L’aspetto più interessante non riguarda però il premio. Secondo la valutazione realizzata dall’agenzia Maple, citata da Wonderful Copenhagen, soltanto il 23 per cento dei partecipanti dichiara di essere stato motivato dall’incentivo ricevuto. Il 48 per cento afferma invece di aver aderito per vivere un’esperienza significativa e diversa dal solito. Ancora più interessante è il dato sui comportamenti successivi: sette partecipanti su dieci sostengono di aver modificato alcune abitudini una volta tornati a casa. 

 

La vera innovazione di CopenPay sta qui. Non nell’economia del premio, ma nell’economia dell’esperienza. Il turista smette di essere un consumatore passivo e diventa, almeno per qualche giorno, un abitante temporaneo chiamato a contribuire alla qualità del luogo che visita.

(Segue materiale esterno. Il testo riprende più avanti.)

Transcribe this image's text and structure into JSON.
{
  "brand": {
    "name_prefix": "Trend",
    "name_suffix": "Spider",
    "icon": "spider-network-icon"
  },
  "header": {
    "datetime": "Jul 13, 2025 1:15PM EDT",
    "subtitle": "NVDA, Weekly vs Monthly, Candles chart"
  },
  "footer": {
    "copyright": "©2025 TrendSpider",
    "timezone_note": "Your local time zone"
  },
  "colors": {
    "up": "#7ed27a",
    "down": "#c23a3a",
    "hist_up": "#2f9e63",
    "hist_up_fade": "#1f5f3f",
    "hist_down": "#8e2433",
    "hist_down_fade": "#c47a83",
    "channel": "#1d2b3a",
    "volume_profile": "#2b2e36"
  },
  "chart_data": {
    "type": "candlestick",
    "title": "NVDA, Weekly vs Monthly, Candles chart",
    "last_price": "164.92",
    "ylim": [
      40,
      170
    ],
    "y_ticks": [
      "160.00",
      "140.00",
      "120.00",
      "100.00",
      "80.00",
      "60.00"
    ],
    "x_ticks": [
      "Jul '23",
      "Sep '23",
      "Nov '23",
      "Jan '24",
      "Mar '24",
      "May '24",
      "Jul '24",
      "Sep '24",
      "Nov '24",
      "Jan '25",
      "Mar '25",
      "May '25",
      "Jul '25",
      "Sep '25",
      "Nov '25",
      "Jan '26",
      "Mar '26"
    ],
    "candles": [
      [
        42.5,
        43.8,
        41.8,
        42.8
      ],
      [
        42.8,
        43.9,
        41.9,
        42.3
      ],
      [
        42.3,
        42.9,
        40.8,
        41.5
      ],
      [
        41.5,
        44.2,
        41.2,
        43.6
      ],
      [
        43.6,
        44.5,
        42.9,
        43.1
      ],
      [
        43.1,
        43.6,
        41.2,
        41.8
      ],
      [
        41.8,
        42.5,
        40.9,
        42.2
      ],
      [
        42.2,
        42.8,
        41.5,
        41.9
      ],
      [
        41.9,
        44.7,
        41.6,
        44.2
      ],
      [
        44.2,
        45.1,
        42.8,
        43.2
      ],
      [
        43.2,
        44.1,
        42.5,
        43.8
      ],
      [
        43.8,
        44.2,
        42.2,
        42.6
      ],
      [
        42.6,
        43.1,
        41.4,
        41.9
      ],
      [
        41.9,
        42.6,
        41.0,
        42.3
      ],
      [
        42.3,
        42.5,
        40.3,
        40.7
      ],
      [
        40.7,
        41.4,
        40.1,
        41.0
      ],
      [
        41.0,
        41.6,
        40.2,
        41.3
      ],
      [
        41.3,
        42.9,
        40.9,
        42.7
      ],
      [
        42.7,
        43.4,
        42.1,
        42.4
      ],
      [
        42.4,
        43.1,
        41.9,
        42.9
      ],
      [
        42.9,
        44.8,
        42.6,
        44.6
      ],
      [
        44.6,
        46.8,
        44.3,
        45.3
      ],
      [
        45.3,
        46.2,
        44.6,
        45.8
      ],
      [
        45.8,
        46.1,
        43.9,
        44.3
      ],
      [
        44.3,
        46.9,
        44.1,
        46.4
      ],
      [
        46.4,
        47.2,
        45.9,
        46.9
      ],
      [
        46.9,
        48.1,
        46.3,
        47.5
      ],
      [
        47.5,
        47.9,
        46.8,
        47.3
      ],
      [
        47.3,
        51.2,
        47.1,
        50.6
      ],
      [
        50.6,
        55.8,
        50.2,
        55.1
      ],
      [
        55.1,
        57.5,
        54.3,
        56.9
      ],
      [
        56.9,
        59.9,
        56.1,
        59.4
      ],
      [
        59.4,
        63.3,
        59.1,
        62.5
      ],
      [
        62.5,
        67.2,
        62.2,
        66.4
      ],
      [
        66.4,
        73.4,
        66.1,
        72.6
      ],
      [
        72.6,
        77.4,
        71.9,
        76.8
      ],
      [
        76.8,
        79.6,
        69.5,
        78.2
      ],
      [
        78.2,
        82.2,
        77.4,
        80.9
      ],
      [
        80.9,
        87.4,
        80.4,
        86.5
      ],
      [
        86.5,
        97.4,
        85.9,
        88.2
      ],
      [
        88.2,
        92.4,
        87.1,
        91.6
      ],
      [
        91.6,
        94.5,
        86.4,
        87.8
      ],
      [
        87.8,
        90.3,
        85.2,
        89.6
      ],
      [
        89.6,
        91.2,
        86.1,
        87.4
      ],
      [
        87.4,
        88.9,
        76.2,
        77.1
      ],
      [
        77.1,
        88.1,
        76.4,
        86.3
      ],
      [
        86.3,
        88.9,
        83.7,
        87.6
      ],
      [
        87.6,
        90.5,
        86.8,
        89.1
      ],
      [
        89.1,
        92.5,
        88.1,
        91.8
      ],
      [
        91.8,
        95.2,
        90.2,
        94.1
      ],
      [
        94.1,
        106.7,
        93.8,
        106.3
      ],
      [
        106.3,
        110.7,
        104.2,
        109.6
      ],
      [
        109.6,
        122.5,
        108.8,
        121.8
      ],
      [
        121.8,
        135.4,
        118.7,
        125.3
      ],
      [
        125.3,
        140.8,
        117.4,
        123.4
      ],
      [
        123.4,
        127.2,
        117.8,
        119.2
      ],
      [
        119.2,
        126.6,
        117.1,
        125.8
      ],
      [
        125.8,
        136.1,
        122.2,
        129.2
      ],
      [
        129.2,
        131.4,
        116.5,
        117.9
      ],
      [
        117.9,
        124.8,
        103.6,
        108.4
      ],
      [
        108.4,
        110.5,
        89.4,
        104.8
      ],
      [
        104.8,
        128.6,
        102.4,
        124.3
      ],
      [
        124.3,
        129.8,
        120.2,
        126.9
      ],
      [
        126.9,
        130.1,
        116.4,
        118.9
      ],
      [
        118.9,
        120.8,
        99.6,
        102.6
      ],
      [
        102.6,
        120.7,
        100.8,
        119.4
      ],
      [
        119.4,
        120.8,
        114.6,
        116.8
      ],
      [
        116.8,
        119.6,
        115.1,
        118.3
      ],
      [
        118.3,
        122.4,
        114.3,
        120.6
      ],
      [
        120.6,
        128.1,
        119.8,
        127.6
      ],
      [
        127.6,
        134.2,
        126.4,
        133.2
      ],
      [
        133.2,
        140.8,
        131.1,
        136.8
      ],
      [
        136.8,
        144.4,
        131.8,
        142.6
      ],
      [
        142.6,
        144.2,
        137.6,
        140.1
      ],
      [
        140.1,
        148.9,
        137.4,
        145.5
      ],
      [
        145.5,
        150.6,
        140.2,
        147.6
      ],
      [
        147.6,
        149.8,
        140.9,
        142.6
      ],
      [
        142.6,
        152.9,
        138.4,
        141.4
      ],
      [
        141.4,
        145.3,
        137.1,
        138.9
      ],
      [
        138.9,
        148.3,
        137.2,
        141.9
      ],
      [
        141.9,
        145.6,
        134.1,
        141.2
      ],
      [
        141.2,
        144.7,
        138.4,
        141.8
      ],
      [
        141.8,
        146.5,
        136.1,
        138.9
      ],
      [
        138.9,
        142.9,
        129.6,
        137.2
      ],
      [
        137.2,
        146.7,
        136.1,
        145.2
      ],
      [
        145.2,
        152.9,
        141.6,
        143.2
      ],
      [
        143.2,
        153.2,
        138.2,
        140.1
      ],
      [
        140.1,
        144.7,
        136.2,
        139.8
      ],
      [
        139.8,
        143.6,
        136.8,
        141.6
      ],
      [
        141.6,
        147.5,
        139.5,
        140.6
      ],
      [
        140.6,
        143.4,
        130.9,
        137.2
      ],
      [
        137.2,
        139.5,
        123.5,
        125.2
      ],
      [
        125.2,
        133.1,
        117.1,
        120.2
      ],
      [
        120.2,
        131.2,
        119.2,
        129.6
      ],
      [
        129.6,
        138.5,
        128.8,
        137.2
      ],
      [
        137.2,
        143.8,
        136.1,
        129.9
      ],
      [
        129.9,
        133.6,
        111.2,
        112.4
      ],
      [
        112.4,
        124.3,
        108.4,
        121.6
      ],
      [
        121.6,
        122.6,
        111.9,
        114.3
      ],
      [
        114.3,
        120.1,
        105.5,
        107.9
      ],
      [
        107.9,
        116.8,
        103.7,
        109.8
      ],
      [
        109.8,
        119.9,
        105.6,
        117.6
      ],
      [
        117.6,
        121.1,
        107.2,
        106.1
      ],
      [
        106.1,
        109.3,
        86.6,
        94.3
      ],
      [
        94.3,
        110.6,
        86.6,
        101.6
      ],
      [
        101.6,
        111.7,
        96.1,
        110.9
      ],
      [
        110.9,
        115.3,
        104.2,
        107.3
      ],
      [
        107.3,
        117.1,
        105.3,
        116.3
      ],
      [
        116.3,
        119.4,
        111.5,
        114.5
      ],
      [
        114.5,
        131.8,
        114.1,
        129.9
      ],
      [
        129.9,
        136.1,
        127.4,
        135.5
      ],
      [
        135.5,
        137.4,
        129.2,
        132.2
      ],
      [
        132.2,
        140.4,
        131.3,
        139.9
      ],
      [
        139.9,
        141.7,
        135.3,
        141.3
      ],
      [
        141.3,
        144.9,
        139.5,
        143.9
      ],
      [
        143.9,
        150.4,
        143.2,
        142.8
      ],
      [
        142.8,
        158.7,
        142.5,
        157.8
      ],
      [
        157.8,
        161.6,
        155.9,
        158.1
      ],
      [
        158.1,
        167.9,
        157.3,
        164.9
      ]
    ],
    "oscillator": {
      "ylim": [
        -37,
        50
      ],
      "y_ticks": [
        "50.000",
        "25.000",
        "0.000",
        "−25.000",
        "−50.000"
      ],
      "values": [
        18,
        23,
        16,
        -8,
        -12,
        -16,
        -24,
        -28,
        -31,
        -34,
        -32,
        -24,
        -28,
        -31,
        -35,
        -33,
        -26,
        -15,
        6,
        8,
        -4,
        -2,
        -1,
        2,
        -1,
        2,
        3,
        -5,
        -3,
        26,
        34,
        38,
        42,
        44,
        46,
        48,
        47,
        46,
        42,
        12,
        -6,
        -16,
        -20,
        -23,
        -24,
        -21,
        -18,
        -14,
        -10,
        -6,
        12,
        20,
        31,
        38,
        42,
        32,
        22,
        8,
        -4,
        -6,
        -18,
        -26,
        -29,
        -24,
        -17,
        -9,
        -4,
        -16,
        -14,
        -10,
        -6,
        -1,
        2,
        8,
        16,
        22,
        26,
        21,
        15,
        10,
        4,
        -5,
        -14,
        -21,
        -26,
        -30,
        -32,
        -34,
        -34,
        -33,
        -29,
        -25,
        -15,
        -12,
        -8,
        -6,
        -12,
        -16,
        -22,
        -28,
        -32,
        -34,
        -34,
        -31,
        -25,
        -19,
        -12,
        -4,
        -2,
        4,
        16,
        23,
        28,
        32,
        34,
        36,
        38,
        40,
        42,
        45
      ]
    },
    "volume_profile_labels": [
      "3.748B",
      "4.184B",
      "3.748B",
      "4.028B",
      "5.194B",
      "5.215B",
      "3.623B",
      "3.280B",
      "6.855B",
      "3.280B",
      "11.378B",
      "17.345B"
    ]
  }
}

Il successo dell’iniziativa è stato tale da spingere Wonderful Copenhagen a rendere il modello liberamente replicabile con il nome di DestinationPay. Oltre 350 destinazioni hanno già chiesto informazioni o supporto per adattarlo al proprio territorio. Tra queste figurano città e destinazioni in Germania, Francia, Italia, Canada, Stati Uniti, Giappone e Australia.   

 

Le prime applicazioni stanno già prendendo forma. A Berlino è nato BerlinPay, che premia chi partecipa ad attività utili alla città, dalla cura di spazi verdi al supporto di iniziative legate all’acqua e ai quartieri. In cambio vengono offerti ingressi gratuiti, corsi, sconti e attività culturali. 

 

Anche Brema ha sviluppato un sistema analogo. Chi raggiunge la città in treno e sceglie modalità di visita a basso impatto riceve vantaggi e agevolazioni, in collaborazione con Deutsche Bahn e operatori locali. 

 

Helsinki sta lavorando a un proprio programma ispirato al modello danese, mentre in Italia sono già state annunciate le adesioni di Firenze e l’interesse di Ravenna. Quest’ultima ha dichiarato di vedere nel progetto uno strumento capace di trasformare la visita in partecipazione attiva.   

Naturalmente esistono da tempo forme di turismo sostenibile in molte parti del mondo. Il Bhutan limita gli arrivi attraverso una tassa giornaliera destinata alla tutela ambientale e culturale. In Costa Rica numerosi programmi coinvolgono i visitatori in attività di riforestazione e conservazione. Si tratta però di modelli fondati sulla regolazione o sulla partecipazione volontaria. CopenPay introduce un elemento nuovo: la ricompensa simbolica come strumento educativo. 

 

Resta da capire se questi programmi riusciranno davvero a incidere sui grandi numeri del turismo globale. Le esperienze finora raccolte suggeriscono però una direzione interessante. Invece di chiedere ai visitatori soltanto di consumare servizi, alcune destinazioni stanno iniziando a chiedere loro di lasciare qualcosa dietro di sé.

 

Un gesto, un aiuto, un contributo. Piccolo, forse. Ma sufficiente per trasformare il viaggio da semplice passaggio a relazione.